The soundex similarity is higher for a pair of strings that sound similar in the english language:

$synonym({"SoundexSimilarity":2}, ["roast"], ["ghost", "boast", "hello"])

[
  {
    "synonym": "ghost",
    "term": "roast",
    "algotithm": "SoundexSimilarity",
    "value": 3
  },
  {
    "synonym": "boast",
    "term": "roast",
    "algotithm": "SoundexSimilarity",
    "value": 3
  }
]

Note that the pair "roast" and "hello" do not sound alike and, therefore, is not included.

The Levenshtein Distance calculates the minimal number of edits that is required to transform one string into the other. The smaller this number, the more similar the strings are. This is a good metric to match strings despite typos. Compared to apple, apples is included with a limit of 1, appl is too different and is not included.

$synonym({"LevenshteinDistance": 1}, ["apple"], ["apples", "appl"])

[
  {
    "synonym": "apples",
    "term": "apple",
    "algotithm": "LevenshteinDistance",
    "value": 1
  },
  {
    "synonym": "appl",
    "term": "apple",
    "algotithm": "LevenshteinDistance",
    "value": 1
  }
]

Document to Text

In order to include PDF and Word documents into your AI / ML and Low Code processes, it is crucial to be able to convert these assets into plain text. This functionality is available in the Dasjoin NLP container. You can run it as follows:

docker run -p 8081:8081 dashjoin/nlp

The container offers a conversion service that can be called as follows:

curl -X 'POST' \
  'http://localhost:8081/function/run/doc2text' \
  -H 'accept: application/json' \
  -H 'Content-Type: application/json' \
  -d '"https://pdfobject.com/pdf/sample.pdf"'

This example passes a URL to a PDF document. In turn, the extracted text is returned.

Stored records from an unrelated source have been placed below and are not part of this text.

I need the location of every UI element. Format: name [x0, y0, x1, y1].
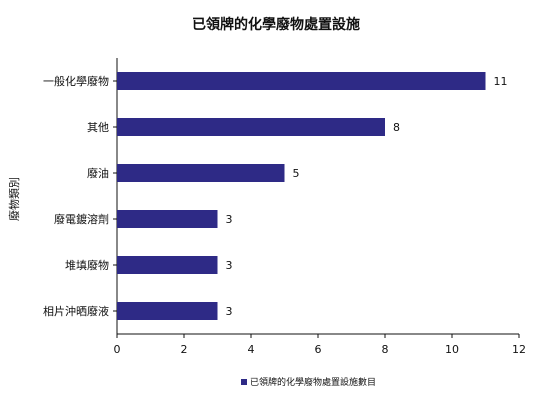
- category-label: 相片沖晒廢液: [43, 304, 109, 318]
- data-label: 3: [226, 305, 233, 318]
- chart-title: 已領牌的化學廢物處置設施: [192, 16, 360, 33]
- category-label: 一般化學廢物: [43, 74, 109, 88]
- data-label: 11: [494, 75, 508, 88]
- plot-area: 一般化學廢物 11 其他 8 廢油 5 廢電鍍溶劑 3 堆填廢物 3 相片沖晒廢液 3 0 2 4 6 8 10 1…: [43, 58, 526, 356]
- category-label: 廢電鍍溶劑: [54, 212, 109, 226]
- bar: [117, 118, 385, 136]
- x-tick-label: 4: [248, 343, 255, 356]
- legend-label: 已領牌的化學廢物處置設施數目: [250, 376, 376, 388]
- x-tick-label: 6: [315, 343, 322, 356]
- bar: [117, 164, 285, 182]
- x-tick-label: 8: [382, 343, 389, 356]
- category-label: 廢油: [87, 166, 109, 180]
- x-tick-label: 2: [181, 343, 188, 356]
- data-label: 3: [226, 213, 233, 226]
- x-tick-label: 0: [114, 343, 121, 356]
- x-tick-label: 12: [512, 343, 526, 356]
- data-label: 3: [226, 259, 233, 272]
- data-label: 8: [393, 121, 400, 134]
- bar: [117, 210, 218, 228]
- y-axis-title: 廢物類別: [7, 177, 21, 221]
- bar: [117, 256, 218, 274]
- bar: [117, 302, 218, 320]
- legend-swatch: [241, 379, 247, 385]
- category-label: 堆填廢物: [65, 258, 109, 272]
- category-label: 其他: [87, 121, 109, 134]
- data-label: 5: [293, 167, 300, 180]
- legend: 已領牌的化學廢物處置設施數目: [241, 376, 376, 388]
- bar: [117, 72, 486, 90]
- x-tick-label: 10: [445, 343, 459, 356]
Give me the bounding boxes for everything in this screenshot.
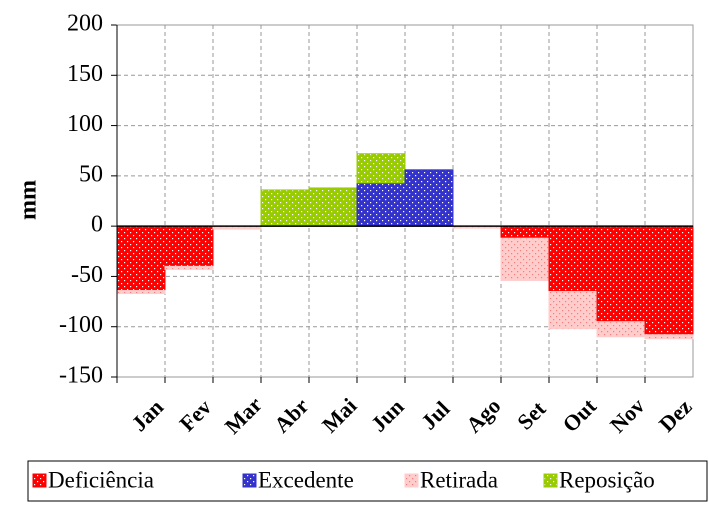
bar xyxy=(164,265,214,270)
x-tick-label: Mar xyxy=(220,392,267,439)
legend-label: Retirada xyxy=(420,467,498,492)
x-tick-label: Out xyxy=(557,393,601,437)
x-tick-label: Ago xyxy=(461,393,505,437)
x-tick-label: Abr xyxy=(269,393,314,438)
y-tick-label: -100 xyxy=(59,312,103,338)
x-tick-label: Jun xyxy=(366,394,409,437)
legend-marker xyxy=(404,473,419,488)
y-axis-label: mm xyxy=(16,180,42,220)
bar xyxy=(644,225,694,336)
legend-label: Deficiência xyxy=(48,467,154,492)
bar xyxy=(500,225,550,239)
legend-marker xyxy=(543,473,558,488)
bar xyxy=(548,291,598,330)
bar xyxy=(548,225,598,293)
x-tick-label: Nov xyxy=(605,393,649,437)
bar xyxy=(260,189,310,227)
x-tick-label: Dez xyxy=(654,394,697,437)
bar xyxy=(404,169,454,227)
bar xyxy=(596,321,646,338)
y-tick-label: -150 xyxy=(59,363,103,389)
bar xyxy=(500,237,550,281)
bar xyxy=(164,225,214,267)
y-tick-label: 200 xyxy=(67,11,103,37)
legend-marker xyxy=(242,473,257,488)
x-tick-label: Jan xyxy=(126,394,168,436)
bar xyxy=(116,290,166,295)
bar xyxy=(116,225,166,292)
bar xyxy=(356,153,406,184)
y-tick-label: 150 xyxy=(67,61,103,87)
x-tick-label: Fev xyxy=(174,394,216,436)
x-tick-label: Jul xyxy=(416,396,454,434)
y-tick-label: 0 xyxy=(91,212,103,238)
legend-marker xyxy=(32,473,47,488)
x-tick-label: Mai xyxy=(317,393,361,437)
legend-label: Excedente xyxy=(258,467,354,492)
y-tick-label: -50 xyxy=(71,262,103,288)
y-tick-label: 100 xyxy=(67,111,103,137)
bar xyxy=(644,334,694,340)
bar xyxy=(596,225,646,323)
x-tick-label: Set xyxy=(512,396,551,435)
bar xyxy=(308,187,358,227)
legend-box xyxy=(27,460,708,502)
legend-label: Reposição xyxy=(559,467,655,492)
y-tick-label: 50 xyxy=(79,161,103,187)
bar xyxy=(356,182,406,227)
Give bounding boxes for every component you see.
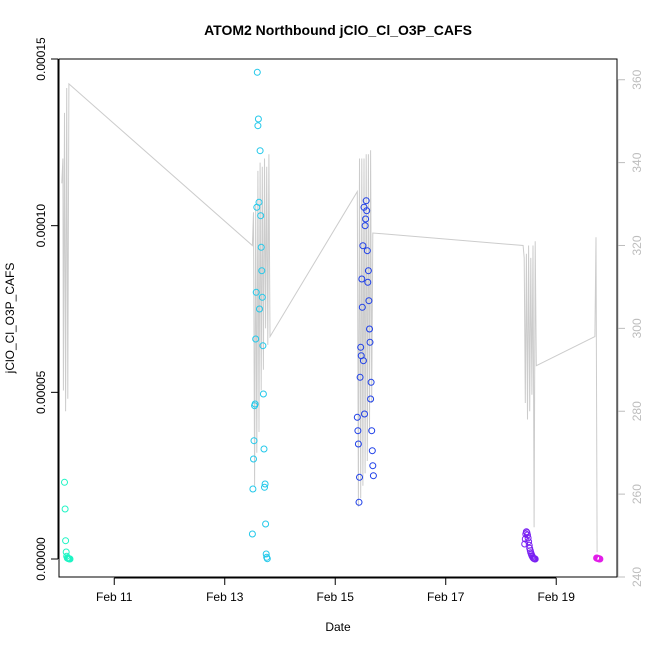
data-point (362, 215, 370, 223)
data-point (356, 473, 363, 481)
y2-tick-label: 360 (630, 69, 644, 89)
data-point (363, 207, 371, 215)
y-tick-label: 0.00005 (34, 370, 48, 414)
data-point (262, 550, 270, 558)
data-point (252, 288, 260, 296)
data-point (361, 410, 368, 418)
y2-tick-label: 340 (630, 152, 644, 172)
data-point (366, 325, 373, 333)
series-2 (248, 68, 271, 563)
x-axis-label: Date (325, 620, 351, 634)
data-point (355, 498, 363, 506)
data-point (596, 555, 604, 563)
data-point (258, 267, 266, 275)
data-point (368, 447, 376, 455)
data-point (358, 275, 366, 283)
data-point (260, 445, 268, 453)
data-point (521, 540, 529, 548)
data-point (525, 538, 533, 546)
secondary-line-group (61, 82, 598, 553)
data-point (255, 198, 263, 206)
data-point (357, 343, 365, 351)
y2-tick-label: 300 (630, 318, 644, 338)
data-point (259, 390, 267, 398)
x-tick-label: Feb 15 (317, 590, 355, 604)
data-point (61, 505, 69, 513)
data-point (366, 338, 374, 346)
data-point (66, 555, 74, 563)
y2-tick-label: 280 (630, 401, 644, 421)
data-point (368, 427, 376, 435)
data-point (356, 373, 364, 381)
data-point (365, 297, 373, 305)
data-point (250, 455, 257, 463)
series-3 (353, 197, 377, 506)
y2-tick-label: 240 (630, 567, 644, 587)
data-point (361, 222, 369, 230)
data-point (256, 305, 263, 313)
data-point (369, 472, 377, 480)
data-point (367, 378, 375, 386)
data-point (531, 555, 539, 563)
y-tick-label: 0.00000 (34, 537, 48, 581)
x-tick-label: Feb 11 (96, 590, 133, 604)
data-point (254, 122, 262, 130)
series-5 (593, 554, 604, 563)
data-point (359, 242, 367, 250)
data-point (257, 212, 265, 220)
data-point (248, 530, 256, 538)
data-point (263, 555, 271, 563)
plot-frame (58, 58, 618, 578)
data-point (251, 400, 259, 408)
x-tick-label: Feb 17 (427, 590, 465, 604)
secondary-line (61, 82, 598, 553)
data-point (363, 247, 371, 255)
data-point (354, 427, 362, 435)
data-point (354, 440, 362, 448)
data-point (359, 357, 367, 365)
series-4 (521, 528, 539, 563)
chart-title: ATOM2 Northbound jClO_Cl_O3P_CAFS (204, 22, 472, 38)
data-point (358, 303, 366, 311)
y2-tick-label: 320 (630, 235, 644, 255)
series-1 (61, 478, 74, 563)
data-point (364, 267, 372, 275)
data-point (259, 342, 267, 350)
data-point (258, 293, 266, 301)
y-axis-label: jClO_Cl_O3P_CAFS (3, 263, 17, 375)
data-point (257, 243, 265, 251)
data-point (249, 485, 257, 493)
data-point (261, 480, 269, 488)
data-point (524, 534, 532, 542)
x-tick-label: Feb 19 (538, 590, 576, 604)
y-axis: 0.00000 0.00005 0.00010 0.00015 (34, 37, 59, 581)
data-point (362, 197, 370, 205)
x-tick-label: Feb 13 (206, 590, 244, 604)
data-point (261, 483, 268, 491)
data-point (524, 531, 531, 539)
data-point (367, 395, 375, 403)
data-point (253, 68, 261, 76)
scatter-points-group (61, 68, 604, 563)
data-point (250, 437, 258, 445)
data-point (364, 278, 372, 286)
y2-tick-label: 260 (630, 484, 644, 504)
data-point (353, 413, 361, 421)
data-point (254, 115, 262, 123)
data-point (369, 462, 377, 470)
data-point (62, 537, 70, 545)
data-point (61, 478, 68, 486)
x-axis: Feb 11 Feb 13 Feb 15 Feb 17 Feb 19 (96, 577, 576, 604)
data-point (262, 520, 270, 528)
data-point (256, 147, 264, 155)
data-point (252, 335, 260, 343)
y2-axis: 240 260 280 300 320 340 360 (617, 69, 644, 587)
y-tick-label: 0.00015 (34, 37, 48, 81)
y-tick-label: 0.00010 (34, 204, 48, 248)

If the document is not available directly via a public URL, you can obtain it via some other means and pass it via a data URL as follows:

curl -X 'POST' \
  'http://localhost:8081/function/run/doc2text' \
  -H 'accept: application/json' \
  -H 'Content-Type: application/json' \
  -d '"data:application/pdf;base64,PGh0bWw+PHA+bXkgdGl0bGU8L3A+PC9odG1sPg=="'

Note that the data URL has the prefix: data:application/pdf;base64, The following data is a base 64 encoded HTML page.

In order to send a document from your upload folder, you can use the following JSONata code:

$curl("POST", "http://localhost:8081/function/run/doc2text", "data:application/pdf;base64," & $openText("file:upload/test.html", "BASE_64"))

The document is loaded via the openText function using base64 encoding. The data URL prefix is appended and fed into the curl command.